SPIEGEL: The Obama administration is reviewing the strategy for Afghanistan. General Stanley McChrystal, the top US commander in Afghanistan, is asking for additional troops.
Jones: Generals always ask for more troops. Take it from me.
SPIEGEL: You would know. You're also a general and you were in Afghanistan from 2003 to almost 2007 ...
Jones: ... and of course when I was there I asked for more troops. When we started in 2003, we had to develop a plan. So by definition, you have to ask for people.
SPIEGEL: And now you support General McChrystal's demand for 40,000 additional troops?
Jones: We are in the middle of a process with the president and all of his advisers in assessing the overall situation in Afghanistan. I believe we will not solve the problem with troops alone. The minimum number is important, of course. But there is no maximum number, however. And what's really important in Afghanistan is that with this new administration we insist on good governance, that it be coordinated with economic development and security, and that we have much, much better success at handing over responsibility for these three things to the Afghans.
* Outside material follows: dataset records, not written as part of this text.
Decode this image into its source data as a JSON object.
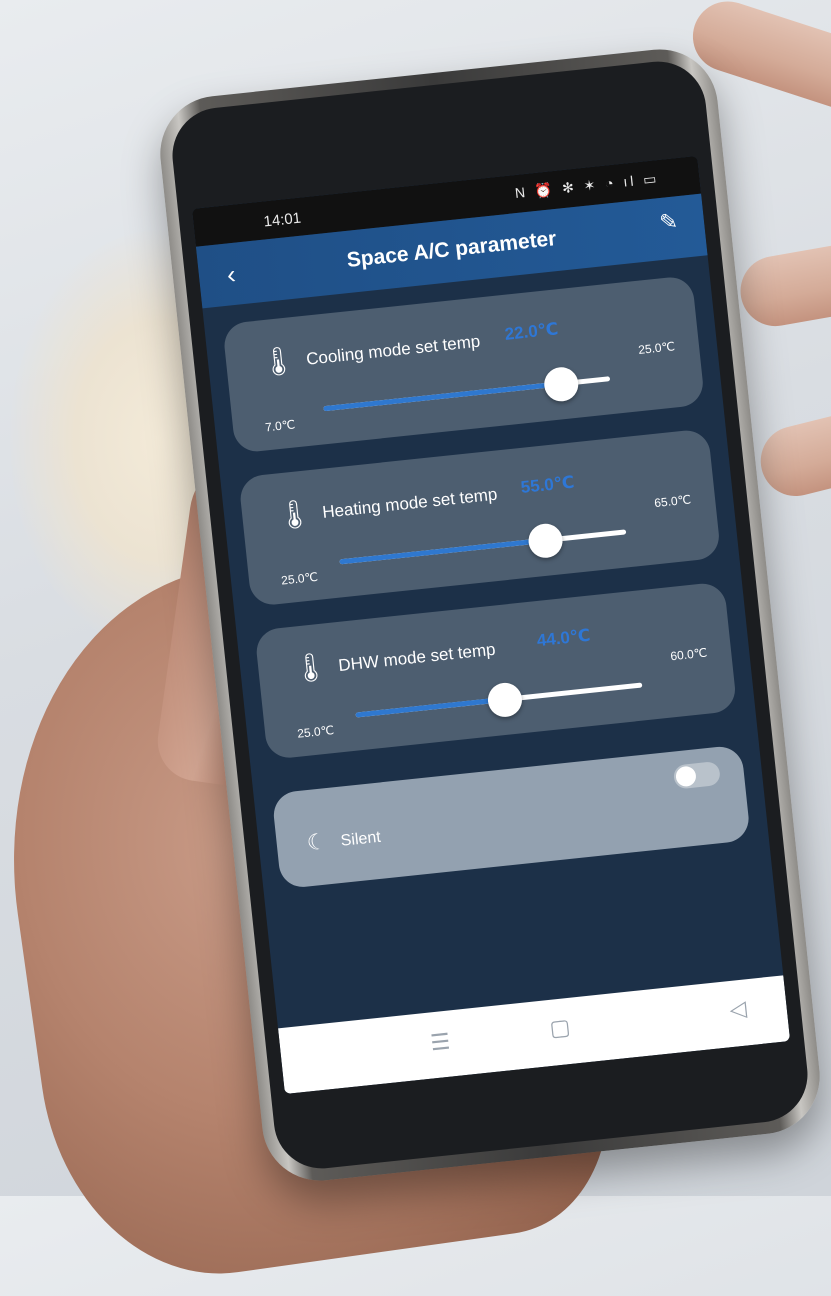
{
  "statusbar": {
    "time": "14:01",
    "icons": "N ⏰ ✻ ✶ ◔ ıl ▭"
  },
  "appbar": {
    "back_icon": "chevron-left",
    "title": "Space A/C parameter",
    "edit_icon": "pencil"
  },
  "cards": [
    {
      "label": "Cooling mode set temp",
      "value": "22.0℃",
      "min": "7.0℃",
      "max": "25.0℃",
      "fraction": 0.83
    },
    {
      "label": "Heating mode set temp",
      "value": "55.0℃",
      "min": "25.0℃",
      "max": "65.0℃",
      "fraction": 0.72
    },
    {
      "label": "DHW mode set temp",
      "value": "44.0℃",
      "min": "25.0℃",
      "max": "60.0℃",
      "fraction": 0.52
    }
  ],
  "silent": {
    "label": "Silent",
    "icon": "moon-icon",
    "toggle_on": false
  },
  "navbar": {
    "menu_icon": "☰",
    "home_icon": "▢",
    "back_icon": "◁"
  },
  "colors": {
    "accent": "#2f78cf",
    "appbar": "#1f4f86",
    "card": "#4d5e70",
    "screen_bg": "#1c3048"
  }
}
SPIEGEL: To President Hamid Karzai, who has just been reelected after a controversial election?
Jones: To the Afghans. And we will put much more emphasis on battling corruption and putting competent and honest people in positions of authority. We will be working with our friends and allies to do that.
SPIEGEL: When do you expect a final decision on McChrystal's request?
Jones: It will be a decision made by all NATO members, not just the US president. As part of NATO we are one of 28 nations, and we are going to closely follow NATO's discussions of the McChrystal request. It's a NATO request of which the US will do a portion of it, but we think other countries will do their share as well.
SPIEGEL: What do you expect from the Germans?
Jones: I think that will be for Germany to decide. Germany is the third largest troop contributing nation and it has been at the forefront of developing the Afghan National Police, which is something that Germany can do better than us, because they have the training base and the culture for that kind of police training. In the end NATO will decide as a whole who will be responsible for particular contributions.